Cumberland Mall
- Location: Vineland, New Jersey, United States
- Coordinates: 39°25′55″N 75°02′10″W﻿ / ﻿39.432°N 75.036°W
- Opened: October 21, 1973
- Developer: Rubin Organization
- Owner: Summit Properties USA
- Anchor tenants: 5 / 1 Distribution Center
- Floor area: 941,148 square feet (87,435.5 m^{2})
- Floors: 1
- Parking: Parking lot
- Public transit: NJ Transit bus: 313, 553
- Website: cumberlandmallnj.com

= Cumberland Mall (New Jersey) =

Cumberland Mall is a shopping mall located in Vineland, New Jersey, located on Route 47 (Delsea Drive) at Route 55 (exit 27).

Cumberland Mall is strategically positioned 25 mi away from its nearest competitor, 45 mi south of Philadelphia, Pennsylvania and on route to the Southern New Jersey Shore Points. Its anchor stores are Boscov's, and Dick's Sporting Goods occupying the former JCPenney. Other tenants in the mall include Marshalls, Michaels, Bed Bath & Beyond, Old Navy, and HomeGoods.

==History==
The mall was built in 1973 by Rubin Organization. Its original anchor stores were Bradlees, Gaudio's, Pathmark, and Wilmington Dry Goods. Gaudio's became JCPenney, Pathmark became Toys "R" Us, and Wilmington Dry Goods became Value City. Despite the addition of these anchor stores, the mall's occupancy declined in the 1990s. A mall-wide renovation at the end of the decade added Boscov's and expanded JCPenney while reconfiguring the main mall concourse. The former Bradlees was subdivided, and The Home Depot and Regal Cinemas were added on outparcels in 1998.

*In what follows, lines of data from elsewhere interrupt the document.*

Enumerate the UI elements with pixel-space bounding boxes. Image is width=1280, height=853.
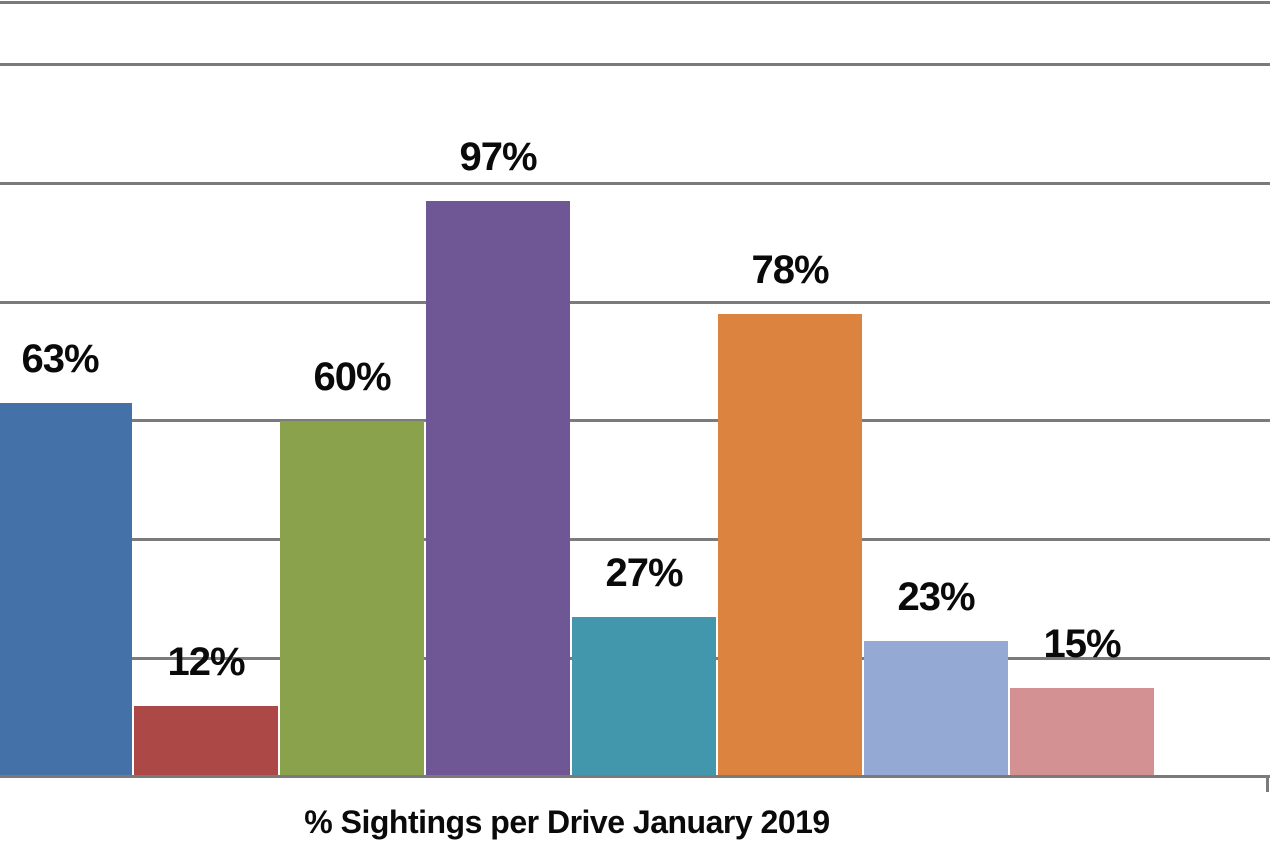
- gridline: [0, 538, 1270, 542]
- gridline: [0, 182, 1270, 185]
- plot-top-border: [0, 1, 1270, 4]
- bar-value-label: 97%: [459, 135, 537, 180]
- bar-value-label: 78%: [751, 248, 829, 293]
- x-axis-line: [0, 775, 1270, 778]
- chart-x-axis-title: % Sightings per Drive January 2019: [304, 804, 830, 840]
- gridline: [0, 300, 1270, 304]
- bar: [280, 420, 424, 777]
- bar-value-label: 27%: [605, 550, 683, 595]
- bar: [864, 640, 1008, 777]
- gridline: [0, 419, 1270, 423]
- bar: [426, 201, 570, 777]
- bar: [572, 616, 716, 777]
- bar-value-label: 60%: [313, 354, 391, 399]
- bar: [718, 314, 862, 777]
- bar-value-label: 15%: [1043, 621, 1121, 666]
- bar-value-label: 12%: [167, 639, 245, 684]
- bar-value-label: 23%: [897, 574, 975, 619]
- gridline: [0, 63, 1270, 67]
- bar-value-label: 63%: [21, 337, 99, 382]
- bar: [1010, 687, 1154, 777]
- bar: [0, 403, 132, 777]
- x-axis-end-tick: [1266, 777, 1269, 792]
- bar: [134, 705, 278, 777]
- plot-area: 63% 12% 60% 97% 27% 78% 23% 15%: [0, 1, 1270, 777]
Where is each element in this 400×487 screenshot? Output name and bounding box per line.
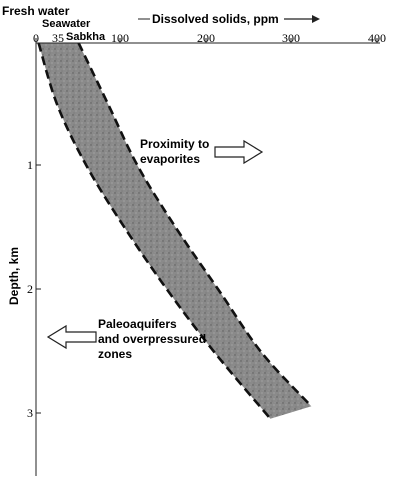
- left-arrow-icon: [46, 324, 97, 350]
- band-upper-boundary: [77, 42, 313, 408]
- sabkha-label: Sabkha: [66, 31, 106, 43]
- x-tick-label-300: 300: [282, 31, 300, 45]
- fresh-water-label: Fresh water: [2, 4, 70, 18]
- y-axis-title: Depth, km: [7, 247, 21, 305]
- y-tick-label-3: 3: [27, 406, 33, 420]
- x-axis-ticks: [35, 38, 378, 43]
- salinity-band: [38, 43, 312, 419]
- paleoaquifers-label-line3: zones: [98, 347, 132, 361]
- proximity-label-line2: evaporites: [140, 152, 200, 166]
- paleoaquifers-label-line2: and overpressured: [98, 332, 206, 346]
- band-lower-boundary: [37, 42, 272, 420]
- x-tick-label-100: 100: [111, 31, 129, 45]
- proximity-label-line1: Proximity to: [140, 137, 209, 151]
- paleoaquifers-label-line1: Paleoaquifers: [98, 317, 177, 331]
- y-tick-label-1: 1: [27, 158, 33, 172]
- right-arrow-icon: [214, 139, 264, 165]
- x-tick-label-400: 400: [368, 31, 386, 45]
- x-tick-label-200: 200: [197, 31, 215, 45]
- seawater-tick-label: 35: [52, 31, 64, 45]
- x-axis-arrow-icon: [312, 15, 320, 23]
- x-axis-title: Dissolved solids, ppm: [152, 12, 279, 26]
- seawater-label: Seawater: [42, 18, 91, 30]
- x-tick-label-0: 0: [33, 31, 39, 45]
- y-tick-label-2: 2: [27, 282, 33, 296]
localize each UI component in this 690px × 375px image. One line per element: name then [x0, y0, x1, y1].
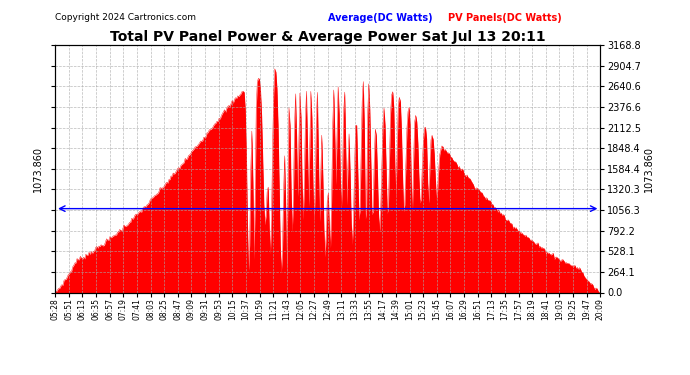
- Title: Total PV Panel Power & Average Power Sat Jul 13 20:11: Total PV Panel Power & Average Power Sat…: [110, 30, 546, 44]
- Text: PV Panels(DC Watts): PV Panels(DC Watts): [448, 13, 562, 23]
- Text: Copyright 2024 Cartronics.com: Copyright 2024 Cartronics.com: [55, 13, 196, 22]
- Text: Average(DC Watts): Average(DC Watts): [328, 13, 433, 23]
- Y-axis label: 1073.860: 1073.860: [33, 146, 43, 192]
- Y-axis label: 1073.860: 1073.860: [644, 146, 654, 192]
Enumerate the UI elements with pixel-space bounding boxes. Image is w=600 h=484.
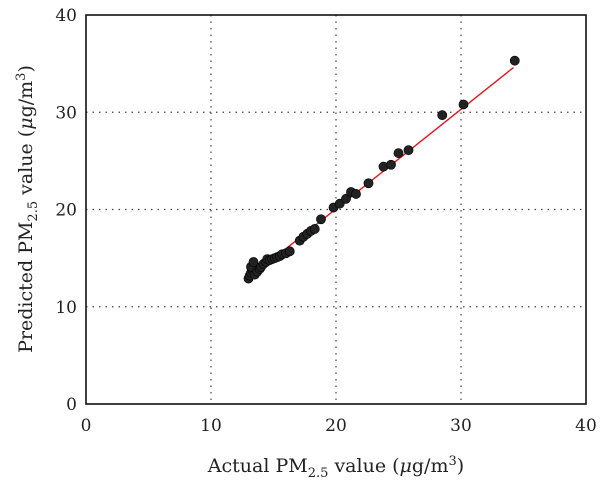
- x-tick-label: 20: [325, 416, 347, 436]
- data-point: [363, 178, 374, 189]
- data-point: [316, 214, 326, 225]
- tick-labels: 0 10 20 30 40 0 10 20 30 40: [55, 6, 596, 436]
- fit-line-layer: [248, 66, 514, 280]
- data-point: [248, 257, 259, 267]
- data-point: [386, 159, 396, 170]
- fit-line: [248, 66, 514, 280]
- y-axis-label: Predicted PM2.5 value (μg/m3): [14, 65, 41, 353]
- data-point: [351, 189, 361, 199]
- x-tick-label: 0: [81, 416, 92, 436]
- data-points: [243, 55, 520, 284]
- x-tick-label: 30: [450, 416, 472, 436]
- x-tick-label: 10: [200, 416, 222, 436]
- plot-frame: [85, 14, 587, 405]
- y-tick-label: 30: [55, 103, 77, 123]
- data-point: [458, 99, 469, 110]
- data-point: [309, 224, 320, 234]
- y-tick-label: 10: [55, 298, 77, 318]
- x-axis-label: Actual PM2.5 value (μg/m3): [207, 454, 464, 481]
- data-point: [284, 246, 295, 257]
- y-tick-label: 20: [55, 201, 77, 221]
- y-tick-label: 0: [66, 395, 77, 415]
- x-tick-label: 40: [575, 416, 597, 436]
- data-point: [341, 193, 351, 204]
- data-point: [403, 145, 414, 156]
- y-tick-label: 40: [55, 6, 77, 26]
- data-point: [393, 148, 404, 158]
- grid-lines: [86, 15, 586, 404]
- data-point: [509, 55, 520, 66]
- data-point: [437, 110, 448, 121]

In 2003, BJ's Wholesale Club opened in the mall's surrounding area, followed by Best Buy in 2006. After Value City went out of business in 2009, its space became Burlington Coat Factory.

In January 2015, it was announced the JCPenney store was closing as part of a plan to close 39 underperforming stores nationwide.

In 2018 it was announced that the Bed Bath and Beyond store, which had been a tenant at the mall since 2002, was going to close due to leasing issues.

In 2021, Burlington, the former Value City, went out of business. The vacant department store is leased by Power Warehouse which is a distribution center that handles outgoing orders for businesses inside of the mall, as well as outside.

In November 2022, PREIT sold Cumberland Mall to Kohan Retail Investment Group.

In 2024, Animal Paradise Gyms opened in a storefront that once housed a Toys “R” Us and Babies “R” Us store.